In 2020, the Bulletin's clock moved to 100 seconds to midnight, while citing the two existential dangers of climate change and nuclear weapons in its press statement.

Over the next two years, the magazine did something new. It didn't change the hands on the clock but issued press releases about why they remained at 100 seconds. Meanwhile, in 2021, the kids and I helped make 68 signs thanking each of the nations that had adopted the U.N. Treaty on the Prohibition of Nuclear Weapons. My kids poured their hearts into those works of art, adorning them with silver paint and sparkles. That treaty celebration day in New London where we live was cold and windy and the two little ones were almost hidden behind their signs, while they asked me lots of questions about Honduras and the island of Nauru which I gamely tried to answer without resorting to Wikipedia. An adage attributed to Mark Twain came to my mind then: "War is how Americans learn geography." I smiled, thinking that my kids were learning geography through protest and peacemaking.

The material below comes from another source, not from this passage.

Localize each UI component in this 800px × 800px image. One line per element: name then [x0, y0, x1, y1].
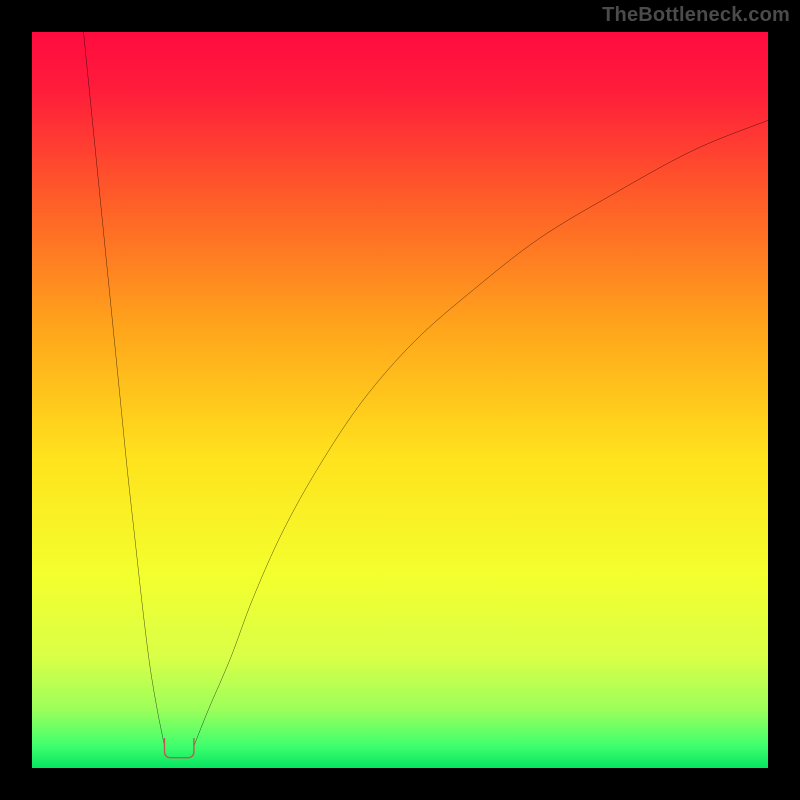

And then, this January, the Bulletin's science and security board again shaved the time by seconds, announcing that it was now 90 seconds to midnight.

What's Next (Or Do I Mean Last)?

In the 76 years since its creation, the minute and second hands of the Doomsday Clock have moved 25 times, back and forth — tick, tock, tick, tock — from 17 minutes to midnight at its furthest from imminent danger to the present 90 seconds to midnight. What lies on the other side of midnight?

On a normal clock, 12:01 would simply begin a new day, a new chance to learn from the past and adjust your path to the future. The question now is whether such a 12:01, a future without the Doomsday Clock, without the existential threats of nuclear weapons and climate change is even imaginable.